“We don’t really have a choice, but we do have the opportunity to restore our planet to make sure it is in much stronger shape for our children.”
She arrived intent on studying Marketing, Economics and Politics, and was attracted by the university’s flexibility and college system.
The first person she met on her all-girl corridor in Cartmel College became a friend for life. It was welcoming and fun, and she spent most of her social time hanging out with people from her corridor and friends from her course.
With friends in her first weeks, she set up an enterprise called the Pooh Bear Appreciation Society, which organised pub crawls and socials and made a fortune selling T-shirts for Great Ormond Street and filled her bedroom with T-shirts.
It was good practice for her marketing studies: “I loved the relevance of it, she says. “At the time it was so exciting. We did advertising and were thrilled by the fact that principals from London agencies like Saatchi and Saatchi came up to talk to the students.”
By the second year she knew that marketing was what she wanted to do. After graduation she chose to go into the tech side of marketing because she could see that in that pre-mobile phone era change was coming which would provide her with important opportunities to make a difference.

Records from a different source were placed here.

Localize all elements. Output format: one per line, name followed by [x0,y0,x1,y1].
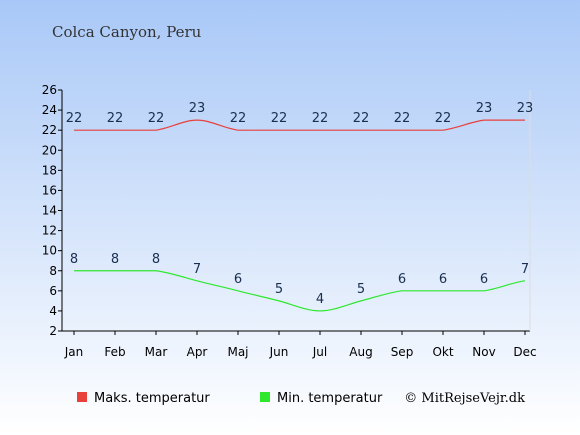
data-label-max: 23 [517,101,534,116]
data-labels: 22 22 22 23 22 22 22 22 22 22 23 23 8 8 8 7 6 5 4 5 6 6 6 7 [66,101,534,307]
data-label-max: 22 [435,111,452,126]
x-tick-label: Jun [269,345,289,359]
data-label-min: 6 [234,272,242,287]
y-tick-label: 12 [42,224,57,238]
y-tick-label: 20 [42,143,57,157]
data-label-max: 22 [312,111,329,126]
chart-title: Colca Canyon, Peru [52,23,202,41]
data-label-max: 22 [148,111,165,126]
y-tick-label: 10 [42,244,57,258]
legend-swatch-min [260,392,270,402]
y-tick-label: 24 [42,103,57,117]
y-tick-label: 8 [49,264,57,278]
x-tick-label: Sep [391,345,414,359]
copyright-text: © MitRejseVejr.dk [404,391,525,406]
data-label-min: 5 [357,282,365,297]
y-tick-label: 18 [42,163,57,177]
legend: Maks. temperatur Min. temperatur [77,391,383,406]
y-tick-label: 2 [49,324,57,338]
x-tick-label: Maj [227,345,248,359]
data-label-min: 7 [193,262,201,277]
data-label-min: 4 [316,292,324,307]
y-tick-label: 6 [49,284,57,298]
data-label-min: 6 [439,272,447,287]
legend-swatch-max [77,392,87,402]
data-label-max: 22 [353,111,370,126]
series-line-min [73,270,526,312]
legend-label-min: Min. temperatur [277,391,383,406]
series-line-max [74,119,525,131]
x-tick-label: Apr [187,345,208,359]
data-label-min: 8 [152,252,160,267]
data-label-max: 23 [476,101,493,116]
data-label-max: 22 [230,111,247,126]
data-label-max: 23 [189,101,206,116]
x-tick-label: Aug [349,345,372,359]
y-tick-label: 22 [42,123,57,137]
x-tick-label: Jul [312,345,327,359]
x-tick-label: Okt [432,345,453,359]
data-label-max: 22 [107,111,124,126]
data-label-min: 8 [111,252,119,267]
data-label-min: 8 [70,252,78,267]
y-tick-label: 14 [42,204,57,218]
x-tick-label: Nov [472,345,495,359]
data-label-min: 5 [275,282,283,297]
data-label-min: 7 [521,262,529,277]
data-label-max: 22 [394,111,411,126]
data-label-min: 6 [480,272,488,287]
x-tick-label: Dec [513,345,536,359]
data-label-max: 22 [66,111,83,126]
x-tick-label: Jan [64,345,84,359]
data-label-max: 22 [271,111,288,126]
y-tick-label: 16 [42,183,57,197]
y-tick-label: 26 [42,83,57,97]
x-tick-label: Feb [104,345,125,359]
x-tick-label: Mar [145,345,168,359]
data-label-min: 6 [398,272,406,287]
legend-label-max: Maks. temperatur [94,391,210,406]
y-tick-label: 4 [49,304,57,318]
series-layer [73,119,526,312]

She worked in product development, marketing and communications in senior roles for Siemens and BT, which she loved. Then came the day that she picked up her sister Nikki Walsh (a Lancaster University law graduate specialising in human rights) as she returned from a work trip, who asked her: “When are you going to do something useful?”
Photo credit: David Bebber - WWF-UK
Tanya with Martine de Silva of the Mumbuca community on a visit to the Cerrado in Brazil
Tanya describes it as “a cold water in the face moment” which prompted her almost immediate decision to take a year out, unpaid, to volunteer with the Red Cross in London, despite colleagues who told her she was throwing her career away. After another short stint with a micro finance company in Kenya, she applied for jobs in the charity sector and landed one at Save the Children, three months before the tsunami in South East Asia in 2004, which she describes as “one of the most humbling and defining experiences of my career”.
Now at WWF she says her work is dominated by climate change and regenerating our natural world: ‘We don’t really have a choice, but we do have the opportunity to restore our planet to make sure it is in much stronger shape for our children.”
It’s a demanding job, using many skills she is grateful to have developed at Lancaster: “It taught me how to think, not just to learn. I was really shy, and it gave me confidence. The nature of the course I was on I had to present to 200 people and in doing so it forced me into a setting that I would not have experienced in an academic environment. It also gave me a sense of community. If you do not have those foundations, you cannot do the tough stuff. It gives you resilience.”